## Overview

This tutorial goes over the following:

* How to structure the code and understand the syntax to enable parallel processing using multiprocessing
* How to implement synchronous and asynchronous parallel processing
* How to parallize a Pandas DataFrame
* Solve 3 different usecases with the multiprocessing.Pool() interface

In [1]:
# Check how many parallel processes you can run on your system
import multiprocess as mp

print("Number of processors: ", mp.cpu_count())

Number of processors:  16


## Synchronous vs. Asynchronous

Synchronous completes processes in the same order they started. The main program is locked until the respective processes are finished.

Asynchronous does not lock the program but the results become a bit mixed. This process is the faster of the two.

There are two main objects in the multiprocessing library: Pool and Process

1. Synchronous execution
 * Pool.map() and Pool.starmap()
 * Pool.apply()
 
2. Asynchronous execution
 * Pool.map_async() and Pool.starmap_async
 * Pool.apply_async()
 
 
## Test with number counting problem

Given a 2d matrix, count how many numbers are present between a given range in each row. 

In [2]:
# Generate 2D matrix
import numpy as np
from time import time

np.random.RandomState(100)
arr = np.random.randint(0,10, size=[200000, 5])
data = arr.tolist()
data[:5]

[[7, 6, 9, 6, 3],
 [9, 9, 6, 3, 7],
 [7, 8, 0, 9, 8],
 [7, 3, 9, 9, 4],
 [7, 2, 4, 9, 5]]

### Solve without parallelization

Define a function to count how many number lie within range and returns the count

In [3]:
def howmany_within_range(row, minimum, maximum):
    count = 0
    for n in row:
        if minimum <= n <= maximum:
            count = count + 1
    return count

results = []

start = time()

for row in data:
    results.append(howmany_within_range(row, minimum = 4, maximum = 8))

end = time()
print(end - start, "seconds")
print(results[:10])

0.154587984085083 seconds
[3, 2, 3, 2, 3, 0, 4, 2, 3, 3]


## Parallelizing using Pool.apply()

We will parallelize the howmany_within_range() function using the multiprocessing.pool()

In [4]:
import multiprocess as mp

# Initiate multiprocessing.Pool() with the total number of processors we have
pool = mp.Pool(mp.cpu_count())

start = time()
print("start")
results = [pool.apply(howmany_within_range, args=(row, 4, 8)) for row in data]

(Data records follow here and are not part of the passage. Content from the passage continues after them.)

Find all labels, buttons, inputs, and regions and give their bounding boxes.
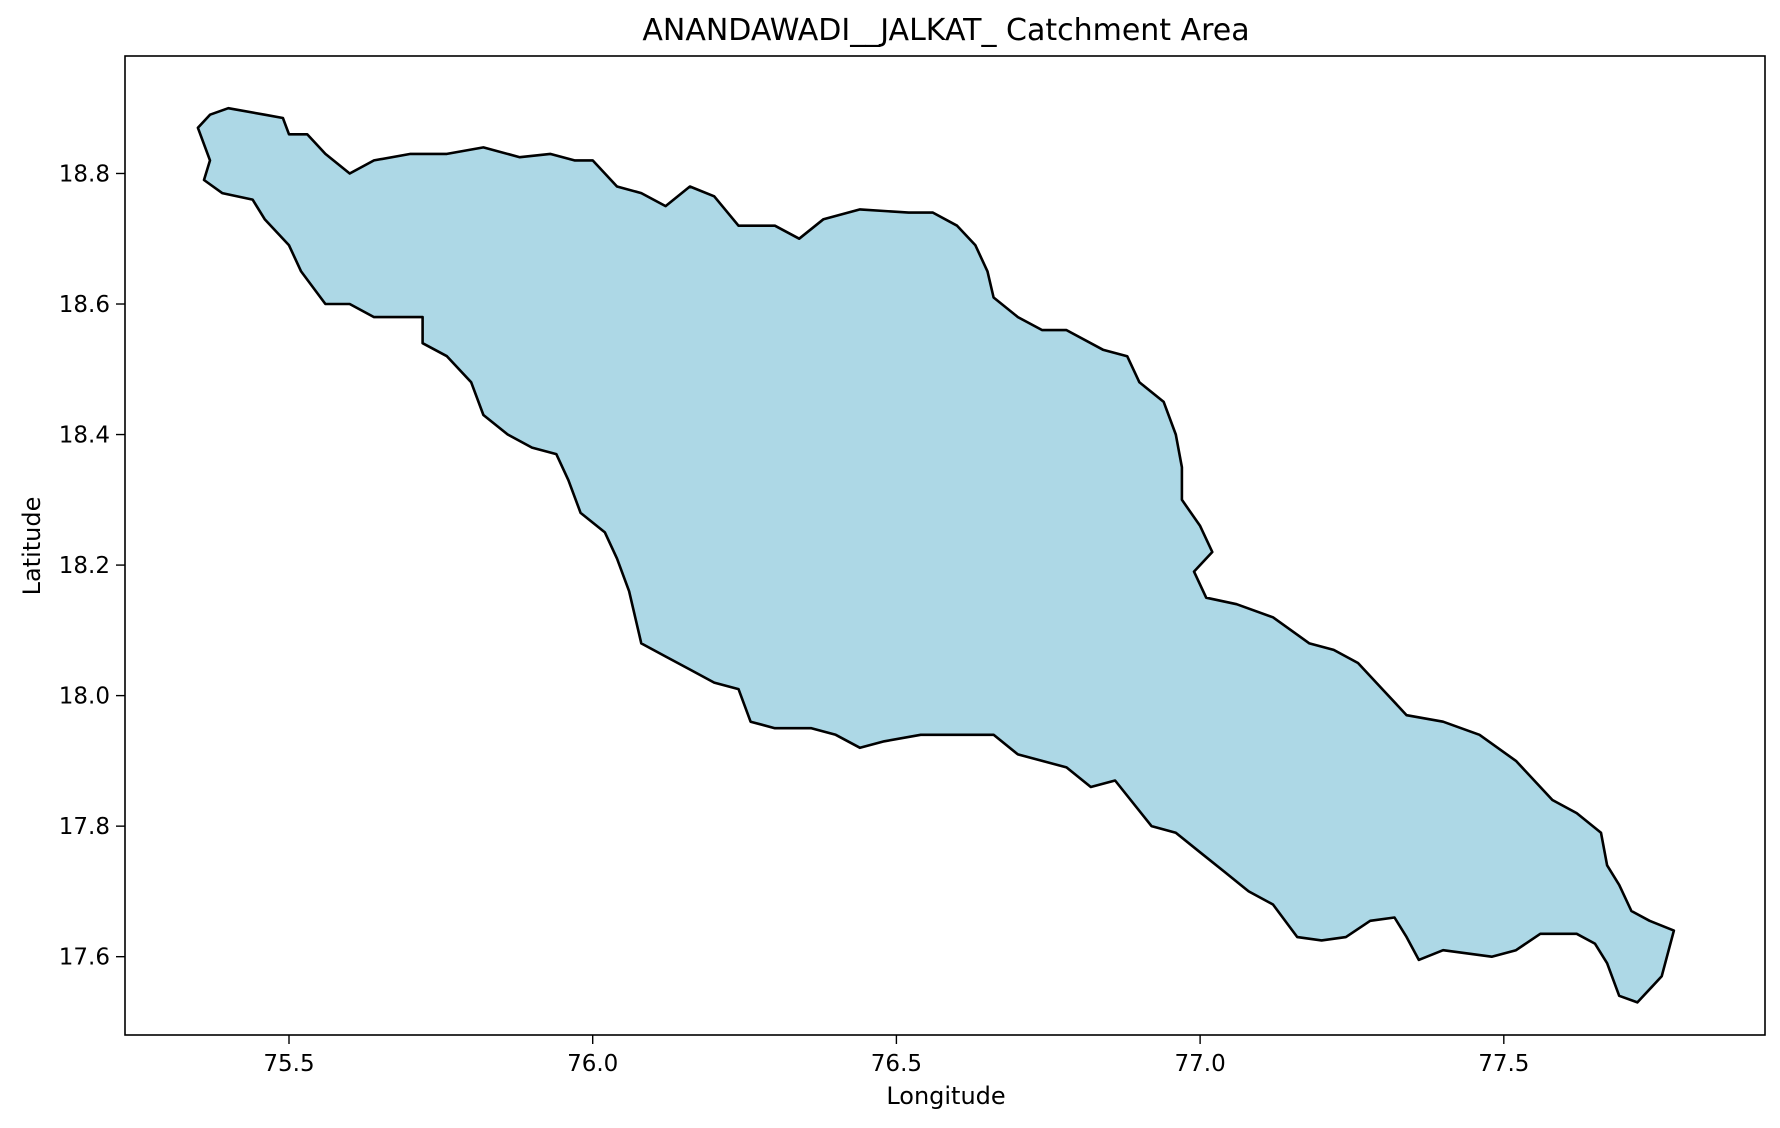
y-axis: 17.6 17.8 18.0 18.2 18.4 18.6 18.8: [59, 161, 125, 971]
plot-area: [196, 106, 1676, 1004]
y-tick-label: 18.4: [59, 423, 110, 449]
x-tick-label: 76.0: [567, 1051, 618, 1077]
x-tick-label: 75.5: [263, 1051, 314, 1077]
y-axis-label: Latitude: [18, 497, 46, 596]
y-tick-label: 18.8: [59, 161, 110, 187]
y-tick-label: 18.2: [59, 553, 110, 579]
x-tick-label: 77.0: [1175, 1051, 1226, 1077]
y-tick-label: 18.0: [59, 684, 110, 710]
y-tick-label: 17.6: [59, 945, 110, 971]
x-tick-label: 77.5: [1478, 1051, 1529, 1077]
y-tick-label: 18.6: [59, 292, 110, 318]
x-axis-label: Longitude: [886, 1082, 1005, 1110]
x-tick-label: 76.5: [871, 1051, 922, 1077]
chart-title: ANANDAWADI__JALKAT_ Catchment Area: [642, 13, 1249, 48]
x-axis: 75.5 76.0 76.5 77.0 77.5: [263, 1035, 1529, 1077]
axes-frame: [124, 55, 1766, 1036]
catchment-area-polygon: [196, 106, 1676, 1004]
y-tick-label: 17.8: [59, 814, 110, 840]
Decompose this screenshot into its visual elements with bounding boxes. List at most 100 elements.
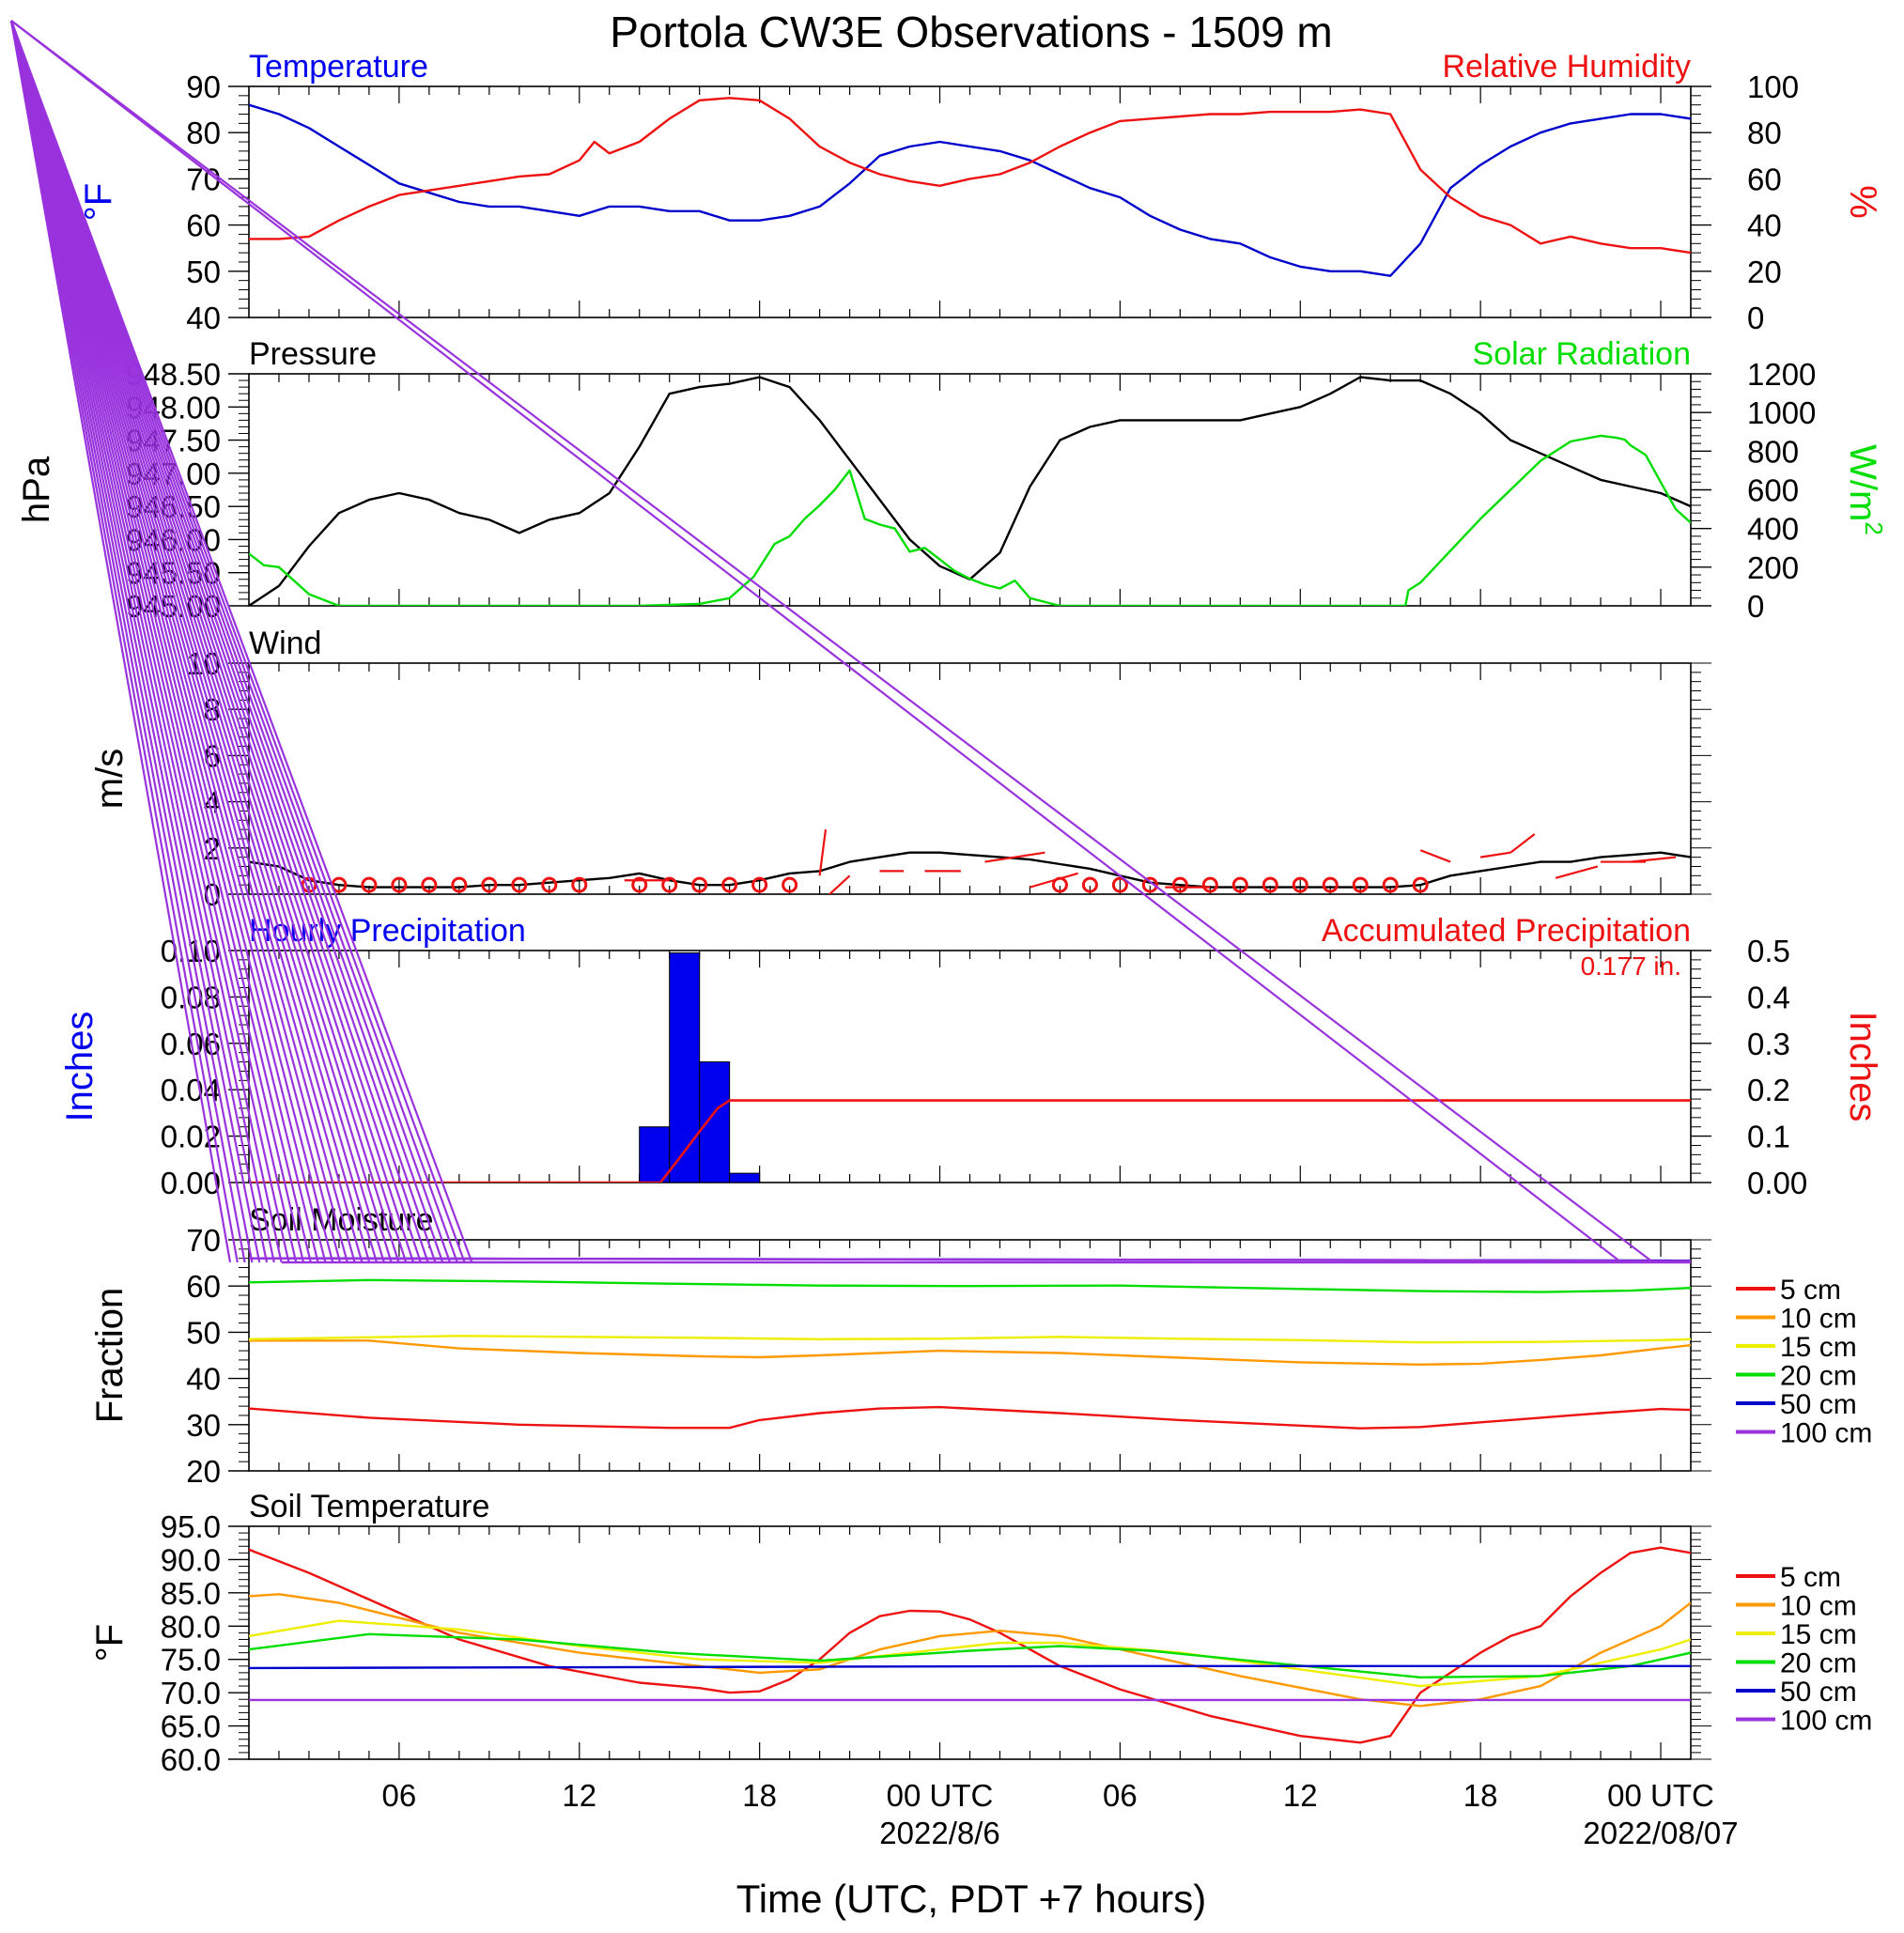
- y-tick-label-right: 0.4: [1747, 980, 1790, 1014]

# Must close the pool after use
pool.close()

end = time()

print(end - start, "seconds")
print(results[:10])

start
99.01706647872925 seconds
[3, 2, 3, 2, 3, 0, 4, 2, 3, 3]


In [None]:
# Parallelizing using Pool.map()
import multiprocess as mp

# Redefine, with only 1 mandatory argument.
def howmany_within_range_rowonly(row, minimum=4, maximum=8):
    count = 0
    for n in row:
        if minimum <= n <= maximum:
            count = count + 1
    return count

pool = mp.Pool(mp.cpu_count())

results = pool.map(howmany_within_range_rowonly, [row for row in data])

pool.close()

print(results[:10])
#> [3, 1, 4, 4, 4, 2, 1, 1, 3, 3]

Collecting multiprocess
  Downloading multiprocess-0.70.12.2-py37-none-any.whl (112 kB)
Collecting dill>=0.3.4
  Downloading dill-0.3.4-py2.py3-none-any.whl (86 kB)
Installing collected packages: dill, multiprocess
Successfully installed dill-0.3.4 multiprocess-0.70.12.2
Note: you may need to restart the kernel to use updated packages.